# business name ideas



## printz by Lp (Mar 18, 2015)

I just started my screen printing business. I'm looking for a cool name that describes what I do and/or that's catchy or a play on words..im 22, i live in Richmond, VA , I like art, fashion, sports. So here's a few examples I came up with: Pierce printing Co, Scream screens, one stop print shop,blue printz, printz by Lp... Any ideas?


----------



## BidsMaven (Sep 23, 2011)

Factor in that most people these days look for a company using Google. So, maybe something like Oregon Hills Screen Printing. Also, take a look in the online Yellow Pages to see what the other screen printers in Richmond are using.


----------



## francisdesigner (Mar 20, 2015)

how about trying something "non descriptive" to what you do?... to be more catchy and unique (maybe)..

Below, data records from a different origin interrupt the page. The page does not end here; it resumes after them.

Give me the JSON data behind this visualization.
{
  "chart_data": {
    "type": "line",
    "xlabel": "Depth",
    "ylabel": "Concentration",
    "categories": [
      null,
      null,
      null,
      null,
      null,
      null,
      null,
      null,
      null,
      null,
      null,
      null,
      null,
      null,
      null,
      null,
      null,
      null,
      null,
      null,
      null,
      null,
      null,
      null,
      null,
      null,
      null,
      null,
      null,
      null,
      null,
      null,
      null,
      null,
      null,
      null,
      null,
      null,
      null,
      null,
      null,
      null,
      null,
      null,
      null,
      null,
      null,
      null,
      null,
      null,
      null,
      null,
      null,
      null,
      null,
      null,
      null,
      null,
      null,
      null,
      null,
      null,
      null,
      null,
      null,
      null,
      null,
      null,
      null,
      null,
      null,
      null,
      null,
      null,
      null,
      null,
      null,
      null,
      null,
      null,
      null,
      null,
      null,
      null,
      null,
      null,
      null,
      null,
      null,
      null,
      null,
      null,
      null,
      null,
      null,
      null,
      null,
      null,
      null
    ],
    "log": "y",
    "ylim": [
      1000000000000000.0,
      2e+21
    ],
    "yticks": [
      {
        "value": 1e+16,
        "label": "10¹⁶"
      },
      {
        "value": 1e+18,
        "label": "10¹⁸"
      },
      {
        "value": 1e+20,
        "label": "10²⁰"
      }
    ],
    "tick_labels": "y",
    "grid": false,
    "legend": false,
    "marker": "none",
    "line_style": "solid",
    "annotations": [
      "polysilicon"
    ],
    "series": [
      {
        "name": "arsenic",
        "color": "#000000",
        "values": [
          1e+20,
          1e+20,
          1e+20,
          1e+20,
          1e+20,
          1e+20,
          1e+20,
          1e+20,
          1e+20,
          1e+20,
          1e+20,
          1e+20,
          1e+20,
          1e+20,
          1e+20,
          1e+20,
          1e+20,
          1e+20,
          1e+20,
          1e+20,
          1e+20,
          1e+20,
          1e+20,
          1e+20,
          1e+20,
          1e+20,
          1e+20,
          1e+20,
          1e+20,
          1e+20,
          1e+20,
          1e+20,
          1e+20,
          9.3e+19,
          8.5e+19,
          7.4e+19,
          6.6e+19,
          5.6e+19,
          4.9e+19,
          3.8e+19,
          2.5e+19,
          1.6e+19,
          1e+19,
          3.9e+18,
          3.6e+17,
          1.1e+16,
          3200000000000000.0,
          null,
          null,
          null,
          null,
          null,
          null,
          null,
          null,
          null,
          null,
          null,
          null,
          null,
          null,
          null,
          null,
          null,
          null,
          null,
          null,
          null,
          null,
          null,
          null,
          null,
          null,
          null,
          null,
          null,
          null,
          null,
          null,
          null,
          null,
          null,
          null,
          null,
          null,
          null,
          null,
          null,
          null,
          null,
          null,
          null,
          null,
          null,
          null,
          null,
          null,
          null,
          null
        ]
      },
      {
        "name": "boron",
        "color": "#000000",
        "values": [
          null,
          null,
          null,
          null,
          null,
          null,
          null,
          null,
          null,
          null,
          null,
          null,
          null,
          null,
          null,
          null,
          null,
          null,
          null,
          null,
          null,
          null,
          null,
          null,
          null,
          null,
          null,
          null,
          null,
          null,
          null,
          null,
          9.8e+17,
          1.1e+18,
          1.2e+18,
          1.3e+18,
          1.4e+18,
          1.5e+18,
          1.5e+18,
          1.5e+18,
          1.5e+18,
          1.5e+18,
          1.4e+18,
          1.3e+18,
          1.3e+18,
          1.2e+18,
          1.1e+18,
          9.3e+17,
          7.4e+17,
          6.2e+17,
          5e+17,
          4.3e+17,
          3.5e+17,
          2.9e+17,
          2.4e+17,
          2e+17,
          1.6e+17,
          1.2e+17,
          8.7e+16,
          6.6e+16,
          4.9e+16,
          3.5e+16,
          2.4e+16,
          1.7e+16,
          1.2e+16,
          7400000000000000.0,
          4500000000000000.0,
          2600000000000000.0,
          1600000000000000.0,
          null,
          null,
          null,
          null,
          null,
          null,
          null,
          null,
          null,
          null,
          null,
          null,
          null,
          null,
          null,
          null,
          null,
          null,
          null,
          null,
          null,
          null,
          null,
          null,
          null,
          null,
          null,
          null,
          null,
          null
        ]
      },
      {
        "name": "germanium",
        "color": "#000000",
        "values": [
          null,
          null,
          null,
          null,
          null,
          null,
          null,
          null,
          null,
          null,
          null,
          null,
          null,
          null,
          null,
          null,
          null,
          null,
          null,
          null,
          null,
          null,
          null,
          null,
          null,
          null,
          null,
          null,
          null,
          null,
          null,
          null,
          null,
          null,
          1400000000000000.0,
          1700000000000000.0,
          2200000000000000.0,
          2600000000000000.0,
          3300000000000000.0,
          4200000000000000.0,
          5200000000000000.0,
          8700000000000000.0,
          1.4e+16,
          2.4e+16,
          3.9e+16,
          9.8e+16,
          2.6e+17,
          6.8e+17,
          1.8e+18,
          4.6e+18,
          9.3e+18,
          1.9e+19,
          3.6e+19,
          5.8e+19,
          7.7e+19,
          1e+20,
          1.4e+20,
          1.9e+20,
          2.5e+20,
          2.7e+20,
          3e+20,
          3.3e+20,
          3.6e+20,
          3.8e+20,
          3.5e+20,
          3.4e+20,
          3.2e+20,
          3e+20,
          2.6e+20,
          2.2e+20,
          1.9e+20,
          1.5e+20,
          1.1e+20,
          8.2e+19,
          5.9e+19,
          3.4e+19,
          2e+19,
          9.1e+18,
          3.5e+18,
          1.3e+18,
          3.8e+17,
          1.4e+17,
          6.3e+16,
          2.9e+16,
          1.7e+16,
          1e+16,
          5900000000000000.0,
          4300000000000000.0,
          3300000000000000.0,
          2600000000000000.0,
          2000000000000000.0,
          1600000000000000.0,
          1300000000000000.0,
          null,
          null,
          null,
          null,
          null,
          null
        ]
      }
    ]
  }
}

for example, "Tall Grass"..... "Blue Apple".... "Mom Said"...."Hey Dad"....."Red Dude"....."Crazy Worm"
....if you know what I mean?


"Hmmmm... what does this Crazy Worm do?"... "Oh, they print shirts.".... then bingo!, you got them to make a second look and that's going to stick into their mind... hopefully>


----------



## NoXid (Apr 4, 2011)

The Brand without A Name

Really, I think this needs to come from you, and that no one else can hand it to you (unless they actually _know_ you) and have it mean anything. Ask your best friend since 3rd grade. He'll probably say, "Snakes 'n Boogers Imprinting," but truth is truth.


----------



## printz by Lp (Mar 18, 2015)

Thank you all for your input and opinions


----------



## ABM (Mar 15, 2015)

How about something like Dream it, Screen it?


----------



## marzatplay (May 25, 2014)

If you want to be found on Google and in return make money, call yourself Richmond Screen Printing. Optimize your site using that name and you'll get found.


----------